Court sends Malami to Kuje as Abacha loot haunts power

More than two decades after the fall of the Abacha regime, the shadow of Nigeria’s most infamous corruption era resurfaced dramatically in Abuja on Tuesday as a Federal High Court ordered the remand of former Attorney-General of the Federation, Abubakar Malami, SAN, alongside his wife and son, over alleged laundering of recovered Abacha funds.
Justice Emeka Nwite, sitting in Abuja, directed that Malami, his fourth wife Bashir Asabe, and his son Abubakar Abdulaziz Malami be held at the Kuje Correctional Centre, pending the hearing and determination of their bail applications.
The ruling followed arguments by defence counsel Joseph Daudu, SAN, and prosecution lawyer Ekele Iheneacho, SAN, with the court rejecting an oral bail request and siding with the Economic and Financial Crimes Commission (EFCC), which opposed the application.
The trio is facing a 16-count charge of money laundering, a case that places a former chief law officer of the federation at the centre of allegations involving the concealment and movement of billions of naira traced to illicit sources.
According to the EFCC, Malami and his family allegedly operated a coordinated scheme spanning several years, using corporate entities and bank accounts to disguise proceeds of unlawful activities, some of which allegedly occurred while Malami was serving as Nigeria’s Attorney-General and Minister of Justice.

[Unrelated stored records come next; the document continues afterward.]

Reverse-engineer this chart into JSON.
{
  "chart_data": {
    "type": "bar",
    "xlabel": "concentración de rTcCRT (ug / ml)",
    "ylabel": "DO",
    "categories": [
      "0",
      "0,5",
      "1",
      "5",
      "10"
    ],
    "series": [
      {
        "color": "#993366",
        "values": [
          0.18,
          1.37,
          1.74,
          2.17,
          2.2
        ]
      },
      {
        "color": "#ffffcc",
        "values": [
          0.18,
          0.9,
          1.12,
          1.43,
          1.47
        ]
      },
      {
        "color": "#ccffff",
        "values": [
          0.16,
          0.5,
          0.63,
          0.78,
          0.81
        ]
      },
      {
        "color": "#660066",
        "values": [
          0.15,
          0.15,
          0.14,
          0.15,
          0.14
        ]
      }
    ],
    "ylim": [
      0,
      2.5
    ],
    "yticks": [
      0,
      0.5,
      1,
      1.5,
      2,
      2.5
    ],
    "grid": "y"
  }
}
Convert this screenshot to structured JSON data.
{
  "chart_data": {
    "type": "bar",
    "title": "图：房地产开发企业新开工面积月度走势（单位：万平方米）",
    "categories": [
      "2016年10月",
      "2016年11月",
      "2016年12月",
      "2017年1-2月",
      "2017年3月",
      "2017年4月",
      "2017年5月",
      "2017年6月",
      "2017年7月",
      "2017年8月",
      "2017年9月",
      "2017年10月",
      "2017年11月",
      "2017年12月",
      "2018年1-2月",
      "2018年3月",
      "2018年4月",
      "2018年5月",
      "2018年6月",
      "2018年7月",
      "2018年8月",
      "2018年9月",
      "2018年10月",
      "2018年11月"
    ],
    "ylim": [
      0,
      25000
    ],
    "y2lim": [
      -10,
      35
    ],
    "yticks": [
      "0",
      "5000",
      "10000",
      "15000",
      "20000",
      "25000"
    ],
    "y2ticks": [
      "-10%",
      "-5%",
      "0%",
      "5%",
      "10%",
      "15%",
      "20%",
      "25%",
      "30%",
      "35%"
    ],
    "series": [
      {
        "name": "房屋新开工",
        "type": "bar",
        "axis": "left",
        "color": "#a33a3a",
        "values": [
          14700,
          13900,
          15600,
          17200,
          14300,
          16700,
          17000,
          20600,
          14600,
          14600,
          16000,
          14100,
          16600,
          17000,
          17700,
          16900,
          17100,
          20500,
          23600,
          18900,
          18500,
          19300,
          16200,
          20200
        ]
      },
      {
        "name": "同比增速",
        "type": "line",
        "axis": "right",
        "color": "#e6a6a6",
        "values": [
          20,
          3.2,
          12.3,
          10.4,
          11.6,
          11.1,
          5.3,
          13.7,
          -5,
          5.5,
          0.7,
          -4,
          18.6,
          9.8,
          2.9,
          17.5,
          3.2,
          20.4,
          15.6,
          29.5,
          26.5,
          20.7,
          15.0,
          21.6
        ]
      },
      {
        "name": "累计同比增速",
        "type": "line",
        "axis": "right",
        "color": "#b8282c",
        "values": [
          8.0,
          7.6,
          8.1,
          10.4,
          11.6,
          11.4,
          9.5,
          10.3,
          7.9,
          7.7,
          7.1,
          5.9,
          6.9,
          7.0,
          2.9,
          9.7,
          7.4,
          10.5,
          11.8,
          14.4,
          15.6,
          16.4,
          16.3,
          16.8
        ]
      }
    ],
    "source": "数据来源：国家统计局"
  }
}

The commission told the court that the alleged offences violated the Money Laundering (Prohibition) Acts of 2011 and 2022, stressing that the accused leveraged their access and influence to retain cash, secure loans, and acquire high-value properties across Abuja, Kano and other locations.
While all three defendants pleaded not guilty to the charges, the EFCC maintained that the scale and sophistication of the alleged transactions justified their continued detention.
Among the allegations detailed in court was the claim that Malami and his son used Metropolitan Auto Tech Limited to conceal over ₦1.01 billion in a Sterling Bank account, alongside another ₦600 million allegedly laundered through the same company between September 2020 and February 2021.
The commission further alleged that Malami retained ₦600 million as cash collateral for a ₦500 million loan granted to Rayhaan Hotels Ltd, despite allegedly knowing the funds were proceeds of crime.
Prosecutors argued that the alleged offences were not isolated acts but part of a sustained pattern involving cash hoarding, corporate fronts and strategic banking transactions designed to evade detection.
With the defendants now remanded, the case is expected to move into full trial, as the EFCC prepares to call witnesses including its own investigators, bank officials and financial experts.
Beyond the courtroom drama, the case has reopened uncomfortable questions about Nigeria’s handling of recovered Abacha loot—and whether safeguards meant to protect such funds were breached from within the highest levels of government.
As Malami awaits his bail hearing behind prison walls, the trial promises to test not just the fate of a former justice minister, but the credibility of Nigeria’s long-running fight against corruption.